In a visit to Moscow’s Hmeymim air base in Syria five days later, Putin met with Assad and ordered “a significant part” of Moscow’s military contingent there to start withdrawing.

Moscow intends to retain its permanent air and naval presence in the country. Though the Kremlin has recently improved relations with Egypt, it still regards Syria as its main geopolitical and military foothold in the Middle East.

The air base and the Tartus naval facility, which is being upgraded to a regular naval base, will stay in place. 

The Syrian armed forces will continue to rely on Russian weapons and equipment, and Russian military specialists will continue to train them. 

At the same time, Moscow has no illusions about Assad’s personal loyalty or his ambitions to keep his power, despite Russian efforts for a political settlement and talks with the opposition.

But the reality is, while Russia is a principal actor, it cannot resolve the situation all alone, and Iran also will retain its influence.

Russia’s main contribution has been air strikes, but Iran-backed Shi’ite militias did much of the fighting on the ground.

Moscow is aware of Iran’s desire for a “Shi’ite corridor” stretching from Iran through Iraq and Syria, all the way to Lebanon. Russia still must determine what level of Iranian presence on the ground is acceptable. 

Also, what Russia sees as legitimate opposition forces, to be invited to attend the Congress of Syrian Peoples, may not necessarily match Iran’s viewpoint. 

In fact, during the six years of the Syrian conflict, Russia has tried to establish ties with various Syrian factions, including Kurdish groups, some of which Iran deems suspect. 

So Moscow’s attempt to centralize the political process around its own role could potentially alienate Iran down the road, thereby challenging their so-far-successful partnership in Syria.

As for the United States, Washington seems prepared to accept Assad’s continued rule, reversing repeated U.S. statements that Assad must step down as part of a peace process.

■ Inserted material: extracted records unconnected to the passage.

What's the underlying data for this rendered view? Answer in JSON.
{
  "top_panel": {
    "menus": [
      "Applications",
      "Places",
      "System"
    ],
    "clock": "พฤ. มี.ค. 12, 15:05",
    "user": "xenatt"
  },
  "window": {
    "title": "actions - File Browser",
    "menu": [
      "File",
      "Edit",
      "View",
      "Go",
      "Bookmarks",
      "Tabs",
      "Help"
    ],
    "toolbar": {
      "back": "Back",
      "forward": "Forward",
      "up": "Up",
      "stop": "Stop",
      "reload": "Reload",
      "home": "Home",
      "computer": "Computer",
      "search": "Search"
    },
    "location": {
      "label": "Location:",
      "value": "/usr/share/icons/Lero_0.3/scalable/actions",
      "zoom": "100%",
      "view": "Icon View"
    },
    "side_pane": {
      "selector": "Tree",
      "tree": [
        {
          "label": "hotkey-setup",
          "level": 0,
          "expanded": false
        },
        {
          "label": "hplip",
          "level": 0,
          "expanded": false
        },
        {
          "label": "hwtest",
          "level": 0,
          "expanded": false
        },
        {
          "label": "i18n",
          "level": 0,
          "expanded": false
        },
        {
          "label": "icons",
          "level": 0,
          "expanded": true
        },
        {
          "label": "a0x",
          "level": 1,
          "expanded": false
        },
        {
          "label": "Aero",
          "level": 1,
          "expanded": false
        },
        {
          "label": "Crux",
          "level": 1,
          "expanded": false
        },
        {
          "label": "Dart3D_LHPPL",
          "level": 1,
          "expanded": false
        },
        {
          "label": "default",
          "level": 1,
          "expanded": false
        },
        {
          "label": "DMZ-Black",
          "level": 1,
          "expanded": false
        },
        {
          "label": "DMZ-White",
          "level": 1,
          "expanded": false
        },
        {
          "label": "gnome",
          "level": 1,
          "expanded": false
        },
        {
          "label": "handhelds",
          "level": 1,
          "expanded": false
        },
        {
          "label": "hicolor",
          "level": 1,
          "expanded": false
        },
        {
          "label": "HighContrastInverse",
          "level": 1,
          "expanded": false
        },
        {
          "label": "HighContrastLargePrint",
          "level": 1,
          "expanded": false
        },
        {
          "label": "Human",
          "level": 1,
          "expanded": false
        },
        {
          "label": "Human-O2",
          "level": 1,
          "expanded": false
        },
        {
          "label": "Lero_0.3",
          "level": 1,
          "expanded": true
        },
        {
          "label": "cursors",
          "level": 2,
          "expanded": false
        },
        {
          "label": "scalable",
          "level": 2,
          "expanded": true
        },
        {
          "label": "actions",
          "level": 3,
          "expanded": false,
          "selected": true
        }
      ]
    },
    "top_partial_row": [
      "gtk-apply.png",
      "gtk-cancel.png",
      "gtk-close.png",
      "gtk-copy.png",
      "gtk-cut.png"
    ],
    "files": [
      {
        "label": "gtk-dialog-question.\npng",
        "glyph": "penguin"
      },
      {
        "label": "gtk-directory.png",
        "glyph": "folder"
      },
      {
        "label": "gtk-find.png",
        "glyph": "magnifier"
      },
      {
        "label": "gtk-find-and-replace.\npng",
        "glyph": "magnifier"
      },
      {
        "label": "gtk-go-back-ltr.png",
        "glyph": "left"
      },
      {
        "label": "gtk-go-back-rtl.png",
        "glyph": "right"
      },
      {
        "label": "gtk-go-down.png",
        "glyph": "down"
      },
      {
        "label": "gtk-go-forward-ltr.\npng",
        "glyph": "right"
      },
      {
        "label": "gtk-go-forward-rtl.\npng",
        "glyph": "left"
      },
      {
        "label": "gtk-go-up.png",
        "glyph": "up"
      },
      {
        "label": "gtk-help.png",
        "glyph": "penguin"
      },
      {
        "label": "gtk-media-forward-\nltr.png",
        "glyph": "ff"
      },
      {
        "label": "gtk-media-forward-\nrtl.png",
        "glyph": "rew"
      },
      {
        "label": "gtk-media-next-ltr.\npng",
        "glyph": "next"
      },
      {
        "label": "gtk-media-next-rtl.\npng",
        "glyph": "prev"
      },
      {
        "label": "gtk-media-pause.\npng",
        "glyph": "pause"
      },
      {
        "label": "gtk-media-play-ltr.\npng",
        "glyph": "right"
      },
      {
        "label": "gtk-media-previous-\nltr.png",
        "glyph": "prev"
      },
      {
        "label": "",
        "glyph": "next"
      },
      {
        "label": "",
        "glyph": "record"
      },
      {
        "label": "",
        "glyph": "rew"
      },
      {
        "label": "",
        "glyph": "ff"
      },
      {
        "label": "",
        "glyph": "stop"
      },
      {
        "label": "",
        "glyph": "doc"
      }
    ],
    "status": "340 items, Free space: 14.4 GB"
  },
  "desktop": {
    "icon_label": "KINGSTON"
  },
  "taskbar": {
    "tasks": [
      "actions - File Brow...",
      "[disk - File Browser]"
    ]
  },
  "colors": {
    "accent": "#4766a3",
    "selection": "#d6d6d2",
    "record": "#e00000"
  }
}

The Syrian regime now controls the majority of the country’s territory, including cities such as Damascus, Hama, Homs, Latakia, and Aleppo, that U.S. analysts refer to as “useful Syria.”

Its forces, along with Hezbollah fighters and an Iranian Revolutionary Guard contingent, have also conquered considerable swathes of the Syrian Golan.

Of course the imminent end of the conflict doesn’t mean Syrians will unite around Assad’s Shi’ite Alawite regime. 

More than six years of war has resulted in the killing and displacement of at least one-third of Syria’s Sunni Arabs, once an absolute majority in the country. They may resume the battle at some future date.